Я думал, отец испугается, услыхав про Ромека, и скажет:
— Не нас, случаем? Надо бы тебе у него выспросить.
Но он и внимания не обратил и сказал:
— А если тебя убьют? Только наши с матерью руки на все это
— Бог помочь! — закричал кто-то с дороги. Рыжий Валек с косой на плече. — Сын с отцом, глядеть приятно! Хорошая у вас рожь!
— Благодарствуй!
— Не убьют. Не убьют, отец. Скорей Ромека. Он говорит, что последний раз крадет, потом по-честному будет жить.
Чуть успокоился отец, глаза из дальних далей перевел на землю. Взял колосок, растер на ладони, сдул мякину и долго смотрел на переливающиеся зерна, словно в мыслях по ним ворожил: чет — к счастью, нечет — к беде.
— Даже если и не убьют, кто знает, сколько эта война продержится. Та четыре года держалась.
— Та была при царе, а это будет короткая. Победим и вернемся. Мужиков идет тьма, из нашей деревни, из других. А в ту войну кому хотелось за царя идти? Царь чужой, от него ни тепло, ни холодно.
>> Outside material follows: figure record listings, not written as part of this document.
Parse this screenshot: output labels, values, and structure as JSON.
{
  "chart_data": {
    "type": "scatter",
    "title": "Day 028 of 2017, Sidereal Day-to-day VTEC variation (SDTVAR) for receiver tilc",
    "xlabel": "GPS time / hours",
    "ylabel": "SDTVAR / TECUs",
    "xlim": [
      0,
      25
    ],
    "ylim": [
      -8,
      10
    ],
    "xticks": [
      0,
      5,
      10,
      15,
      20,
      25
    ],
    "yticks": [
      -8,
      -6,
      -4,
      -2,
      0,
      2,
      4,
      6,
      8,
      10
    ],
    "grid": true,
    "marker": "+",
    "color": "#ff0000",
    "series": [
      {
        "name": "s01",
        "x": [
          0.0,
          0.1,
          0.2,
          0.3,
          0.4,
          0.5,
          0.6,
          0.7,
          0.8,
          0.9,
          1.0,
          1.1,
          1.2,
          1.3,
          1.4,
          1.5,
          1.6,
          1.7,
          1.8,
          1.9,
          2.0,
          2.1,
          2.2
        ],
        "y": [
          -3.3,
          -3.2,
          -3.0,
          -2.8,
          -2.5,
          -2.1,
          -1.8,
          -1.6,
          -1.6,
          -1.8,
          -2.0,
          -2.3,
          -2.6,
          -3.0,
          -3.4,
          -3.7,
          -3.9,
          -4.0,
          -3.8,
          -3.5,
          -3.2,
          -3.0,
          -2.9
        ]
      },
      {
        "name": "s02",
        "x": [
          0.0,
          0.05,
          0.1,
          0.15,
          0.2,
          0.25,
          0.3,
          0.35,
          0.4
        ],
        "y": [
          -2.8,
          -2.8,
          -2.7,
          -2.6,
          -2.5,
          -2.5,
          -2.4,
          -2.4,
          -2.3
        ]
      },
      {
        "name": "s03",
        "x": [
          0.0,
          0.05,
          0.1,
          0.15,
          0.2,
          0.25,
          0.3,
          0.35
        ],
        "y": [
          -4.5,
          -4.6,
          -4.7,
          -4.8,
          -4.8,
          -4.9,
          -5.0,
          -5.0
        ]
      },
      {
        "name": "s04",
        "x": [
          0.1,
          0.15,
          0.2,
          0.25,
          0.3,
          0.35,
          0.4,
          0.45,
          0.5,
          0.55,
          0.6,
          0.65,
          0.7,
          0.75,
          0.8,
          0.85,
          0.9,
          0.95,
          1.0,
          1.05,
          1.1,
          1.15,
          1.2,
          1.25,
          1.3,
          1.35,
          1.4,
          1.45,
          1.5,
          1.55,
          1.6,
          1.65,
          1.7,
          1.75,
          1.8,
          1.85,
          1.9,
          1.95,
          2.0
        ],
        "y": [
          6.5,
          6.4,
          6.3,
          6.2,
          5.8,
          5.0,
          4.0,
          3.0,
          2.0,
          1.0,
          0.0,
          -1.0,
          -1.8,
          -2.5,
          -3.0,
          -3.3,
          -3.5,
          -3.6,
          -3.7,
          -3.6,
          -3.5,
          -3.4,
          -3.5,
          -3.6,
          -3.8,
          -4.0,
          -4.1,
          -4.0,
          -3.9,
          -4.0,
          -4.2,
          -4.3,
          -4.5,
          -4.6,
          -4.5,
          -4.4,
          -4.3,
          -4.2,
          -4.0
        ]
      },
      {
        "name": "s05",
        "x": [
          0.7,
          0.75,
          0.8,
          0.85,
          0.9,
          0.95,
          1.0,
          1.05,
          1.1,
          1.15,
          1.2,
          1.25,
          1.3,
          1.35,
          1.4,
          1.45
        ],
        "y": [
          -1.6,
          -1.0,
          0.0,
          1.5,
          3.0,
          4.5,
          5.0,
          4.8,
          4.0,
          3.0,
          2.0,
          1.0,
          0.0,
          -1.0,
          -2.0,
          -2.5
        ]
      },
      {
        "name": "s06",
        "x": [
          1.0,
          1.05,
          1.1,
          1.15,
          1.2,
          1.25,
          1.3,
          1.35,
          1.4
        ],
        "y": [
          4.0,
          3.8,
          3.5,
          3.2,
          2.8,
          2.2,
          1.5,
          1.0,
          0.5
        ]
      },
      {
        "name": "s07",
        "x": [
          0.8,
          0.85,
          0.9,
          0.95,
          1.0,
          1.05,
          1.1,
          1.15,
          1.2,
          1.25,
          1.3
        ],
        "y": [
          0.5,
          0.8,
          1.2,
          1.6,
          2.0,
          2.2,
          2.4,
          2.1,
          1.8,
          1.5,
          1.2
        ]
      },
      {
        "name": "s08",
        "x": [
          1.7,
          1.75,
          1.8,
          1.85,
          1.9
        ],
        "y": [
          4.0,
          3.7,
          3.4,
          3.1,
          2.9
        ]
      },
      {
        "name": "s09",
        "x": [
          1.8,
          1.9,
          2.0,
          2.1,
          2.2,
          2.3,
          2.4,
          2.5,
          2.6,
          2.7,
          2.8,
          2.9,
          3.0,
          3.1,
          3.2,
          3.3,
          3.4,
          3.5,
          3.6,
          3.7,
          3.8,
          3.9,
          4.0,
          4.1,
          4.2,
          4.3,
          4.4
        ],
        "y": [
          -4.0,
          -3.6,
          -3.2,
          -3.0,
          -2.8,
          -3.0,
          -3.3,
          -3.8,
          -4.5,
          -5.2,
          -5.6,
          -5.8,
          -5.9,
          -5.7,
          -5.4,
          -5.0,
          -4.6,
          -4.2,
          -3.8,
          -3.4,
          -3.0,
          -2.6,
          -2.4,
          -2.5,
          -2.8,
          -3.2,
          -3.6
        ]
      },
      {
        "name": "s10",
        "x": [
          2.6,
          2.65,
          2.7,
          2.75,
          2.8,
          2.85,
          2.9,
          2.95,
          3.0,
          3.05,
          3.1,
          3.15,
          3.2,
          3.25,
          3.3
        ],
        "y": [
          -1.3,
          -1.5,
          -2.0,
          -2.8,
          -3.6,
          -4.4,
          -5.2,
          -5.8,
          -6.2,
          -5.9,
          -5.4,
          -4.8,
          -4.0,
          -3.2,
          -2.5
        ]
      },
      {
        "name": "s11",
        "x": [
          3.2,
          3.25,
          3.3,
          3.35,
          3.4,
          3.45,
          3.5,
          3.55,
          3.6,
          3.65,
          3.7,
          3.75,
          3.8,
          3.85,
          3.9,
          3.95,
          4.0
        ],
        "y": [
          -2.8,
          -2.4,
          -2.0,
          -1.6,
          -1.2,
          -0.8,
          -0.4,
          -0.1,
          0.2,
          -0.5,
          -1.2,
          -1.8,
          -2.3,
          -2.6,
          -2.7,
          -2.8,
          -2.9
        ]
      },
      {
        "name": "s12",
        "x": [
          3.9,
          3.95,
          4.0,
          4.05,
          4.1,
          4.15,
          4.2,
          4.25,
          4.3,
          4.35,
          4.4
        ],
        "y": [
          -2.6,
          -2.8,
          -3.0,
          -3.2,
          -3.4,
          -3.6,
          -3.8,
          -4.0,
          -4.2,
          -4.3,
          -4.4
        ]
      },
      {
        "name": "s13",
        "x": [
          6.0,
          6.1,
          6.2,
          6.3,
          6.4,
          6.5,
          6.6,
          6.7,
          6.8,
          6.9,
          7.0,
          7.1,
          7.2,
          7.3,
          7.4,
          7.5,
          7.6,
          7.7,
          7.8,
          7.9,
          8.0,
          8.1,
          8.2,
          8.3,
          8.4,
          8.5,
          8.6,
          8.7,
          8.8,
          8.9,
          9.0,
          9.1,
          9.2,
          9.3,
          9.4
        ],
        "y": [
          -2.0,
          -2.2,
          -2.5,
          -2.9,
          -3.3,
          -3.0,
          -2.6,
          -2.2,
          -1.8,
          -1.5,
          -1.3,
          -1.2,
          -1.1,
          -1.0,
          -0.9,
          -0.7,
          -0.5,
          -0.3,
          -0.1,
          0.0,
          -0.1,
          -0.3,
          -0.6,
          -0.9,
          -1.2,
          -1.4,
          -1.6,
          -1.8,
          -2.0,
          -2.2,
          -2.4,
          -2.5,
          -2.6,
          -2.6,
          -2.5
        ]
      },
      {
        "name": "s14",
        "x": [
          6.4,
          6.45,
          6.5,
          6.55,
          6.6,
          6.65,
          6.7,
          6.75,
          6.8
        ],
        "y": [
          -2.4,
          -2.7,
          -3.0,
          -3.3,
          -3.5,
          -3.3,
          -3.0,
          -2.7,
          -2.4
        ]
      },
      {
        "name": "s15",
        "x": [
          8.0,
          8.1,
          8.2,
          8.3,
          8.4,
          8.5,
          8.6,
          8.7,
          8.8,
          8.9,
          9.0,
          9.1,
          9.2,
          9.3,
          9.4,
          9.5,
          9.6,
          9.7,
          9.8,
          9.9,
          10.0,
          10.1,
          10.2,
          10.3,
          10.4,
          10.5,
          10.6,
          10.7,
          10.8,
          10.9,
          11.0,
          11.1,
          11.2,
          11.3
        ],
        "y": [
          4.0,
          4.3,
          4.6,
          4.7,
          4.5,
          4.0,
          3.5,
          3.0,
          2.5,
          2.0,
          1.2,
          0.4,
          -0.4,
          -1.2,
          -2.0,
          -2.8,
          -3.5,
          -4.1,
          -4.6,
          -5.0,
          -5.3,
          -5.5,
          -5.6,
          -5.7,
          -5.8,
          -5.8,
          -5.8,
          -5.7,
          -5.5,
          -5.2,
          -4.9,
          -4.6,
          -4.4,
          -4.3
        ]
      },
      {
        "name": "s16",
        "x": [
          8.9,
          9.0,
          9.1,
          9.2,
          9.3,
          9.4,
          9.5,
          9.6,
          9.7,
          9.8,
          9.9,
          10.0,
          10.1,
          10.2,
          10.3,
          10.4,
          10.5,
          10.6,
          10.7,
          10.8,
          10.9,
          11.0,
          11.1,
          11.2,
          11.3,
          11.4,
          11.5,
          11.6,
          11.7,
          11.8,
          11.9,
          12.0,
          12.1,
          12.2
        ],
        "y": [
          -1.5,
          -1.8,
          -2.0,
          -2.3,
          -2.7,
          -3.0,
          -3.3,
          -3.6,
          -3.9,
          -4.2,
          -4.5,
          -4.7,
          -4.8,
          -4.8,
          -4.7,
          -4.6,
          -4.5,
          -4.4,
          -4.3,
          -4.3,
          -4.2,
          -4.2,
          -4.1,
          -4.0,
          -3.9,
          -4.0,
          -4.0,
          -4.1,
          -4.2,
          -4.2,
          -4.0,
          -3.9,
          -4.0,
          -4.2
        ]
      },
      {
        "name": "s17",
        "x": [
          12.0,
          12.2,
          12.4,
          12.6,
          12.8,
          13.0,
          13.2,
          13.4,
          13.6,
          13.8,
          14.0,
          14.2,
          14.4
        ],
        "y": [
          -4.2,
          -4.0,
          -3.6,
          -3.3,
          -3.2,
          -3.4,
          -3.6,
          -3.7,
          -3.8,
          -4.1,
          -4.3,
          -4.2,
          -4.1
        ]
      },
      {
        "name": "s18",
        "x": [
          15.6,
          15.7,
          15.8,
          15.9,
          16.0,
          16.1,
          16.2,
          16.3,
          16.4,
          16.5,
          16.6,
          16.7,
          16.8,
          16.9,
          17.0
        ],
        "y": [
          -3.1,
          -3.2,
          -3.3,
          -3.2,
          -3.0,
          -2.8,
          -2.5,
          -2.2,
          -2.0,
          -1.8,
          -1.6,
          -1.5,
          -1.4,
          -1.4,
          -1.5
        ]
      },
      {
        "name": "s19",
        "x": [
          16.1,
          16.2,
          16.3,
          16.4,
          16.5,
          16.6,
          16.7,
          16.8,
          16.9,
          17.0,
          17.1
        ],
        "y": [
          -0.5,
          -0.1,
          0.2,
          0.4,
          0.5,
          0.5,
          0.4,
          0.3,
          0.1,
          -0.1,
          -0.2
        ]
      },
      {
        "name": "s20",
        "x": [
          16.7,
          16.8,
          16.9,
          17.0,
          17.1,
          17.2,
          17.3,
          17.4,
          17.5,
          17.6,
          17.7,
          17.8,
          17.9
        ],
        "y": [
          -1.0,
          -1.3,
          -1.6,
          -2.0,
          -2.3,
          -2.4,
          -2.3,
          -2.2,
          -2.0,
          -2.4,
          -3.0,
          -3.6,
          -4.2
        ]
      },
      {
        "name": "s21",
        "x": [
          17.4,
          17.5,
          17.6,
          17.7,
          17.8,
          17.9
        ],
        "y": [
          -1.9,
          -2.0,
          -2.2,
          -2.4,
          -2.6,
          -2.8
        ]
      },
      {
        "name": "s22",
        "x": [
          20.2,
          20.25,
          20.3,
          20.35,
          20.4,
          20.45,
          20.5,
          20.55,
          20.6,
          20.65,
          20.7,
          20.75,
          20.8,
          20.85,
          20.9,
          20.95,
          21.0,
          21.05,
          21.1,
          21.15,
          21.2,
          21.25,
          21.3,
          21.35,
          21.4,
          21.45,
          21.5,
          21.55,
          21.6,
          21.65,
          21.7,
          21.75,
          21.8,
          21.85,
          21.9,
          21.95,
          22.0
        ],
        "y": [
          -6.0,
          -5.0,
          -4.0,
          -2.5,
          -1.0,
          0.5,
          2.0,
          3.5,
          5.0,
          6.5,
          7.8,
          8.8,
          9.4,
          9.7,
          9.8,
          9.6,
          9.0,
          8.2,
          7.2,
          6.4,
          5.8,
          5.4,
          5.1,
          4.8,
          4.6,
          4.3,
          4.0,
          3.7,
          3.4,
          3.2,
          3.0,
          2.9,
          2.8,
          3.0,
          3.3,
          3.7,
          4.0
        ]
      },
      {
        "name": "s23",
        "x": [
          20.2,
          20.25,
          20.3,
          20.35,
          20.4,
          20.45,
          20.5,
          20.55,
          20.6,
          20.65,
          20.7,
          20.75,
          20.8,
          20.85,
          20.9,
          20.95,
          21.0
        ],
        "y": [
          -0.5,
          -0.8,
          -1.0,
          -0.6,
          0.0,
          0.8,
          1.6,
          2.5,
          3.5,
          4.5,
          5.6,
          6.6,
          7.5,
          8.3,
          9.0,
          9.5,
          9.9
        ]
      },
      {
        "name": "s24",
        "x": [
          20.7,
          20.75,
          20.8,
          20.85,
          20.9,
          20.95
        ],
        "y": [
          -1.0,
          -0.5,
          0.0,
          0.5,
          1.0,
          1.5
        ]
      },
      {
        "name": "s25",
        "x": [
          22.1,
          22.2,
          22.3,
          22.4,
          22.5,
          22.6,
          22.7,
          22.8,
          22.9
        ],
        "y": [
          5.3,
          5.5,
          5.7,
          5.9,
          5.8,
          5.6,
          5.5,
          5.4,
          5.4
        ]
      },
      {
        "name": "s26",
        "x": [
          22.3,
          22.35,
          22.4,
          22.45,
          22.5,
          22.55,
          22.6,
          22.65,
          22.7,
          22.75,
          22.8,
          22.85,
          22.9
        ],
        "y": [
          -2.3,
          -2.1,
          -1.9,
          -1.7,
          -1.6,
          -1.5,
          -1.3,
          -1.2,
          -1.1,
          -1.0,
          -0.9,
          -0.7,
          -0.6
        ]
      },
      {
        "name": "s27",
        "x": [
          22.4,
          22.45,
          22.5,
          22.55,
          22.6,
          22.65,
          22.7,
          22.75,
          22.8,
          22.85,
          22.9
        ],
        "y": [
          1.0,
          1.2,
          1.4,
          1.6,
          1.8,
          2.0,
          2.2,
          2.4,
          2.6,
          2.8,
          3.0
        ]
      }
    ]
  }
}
— Чужой, верно, но мог жребий не на тебя выпасть, и оставался ты дома. А кто побогаче, тот и судьбу мог подкупить, пошел бы за него другой. А кто упрется, того, пусть ему и жребий достанется, не заставишь. Пока казаки за ним приедут, он уже на дереве висит. И хоть грех это, зато остался среди своих. Но только таким не то что на войну, вообще ничего не хотелось. А другой ногу подставит под колесо, телега ему ее переедет, и потом хоть хромает, зато по своей земле, не по чужой. Или глаз выколет, а без глаза не заберут. А дома что одним, что двумя — то же самое видишь. Да и видеть особо нечего, на память все знаешь и самой темной ночью, что ни захочешь, найдешь. Как говорится, ночь хоть глаз выколи, а ты найдешь. А спать и одним глазом можно, как двумя, и плакать, как двумя. Раньше отца С матерью больше слушали, чем вы нынче. Или палец, которым курок нажимают, — и того хватало. Оттяпаешь, и не заберут. Приложишь хлеба с паутиной, поболит немножко, а потом скажешь, соломорезкой отхватило, когда сечку лошадям рубил. Мало ли мужиков и поседни ходит без пальцев и никогда на войне не были, соломорезками покалеченные. Чего там палец, когда у человека их десять. Портному он нужен, чтобы иголку с ниткой держать. Богатею — этот деньги без конца считает. Ксендзу — а то как указать на грешника с амвона. А земля рук требует, до локтей, не пальцев. Одним больше, одним меньше, была бы охота работать.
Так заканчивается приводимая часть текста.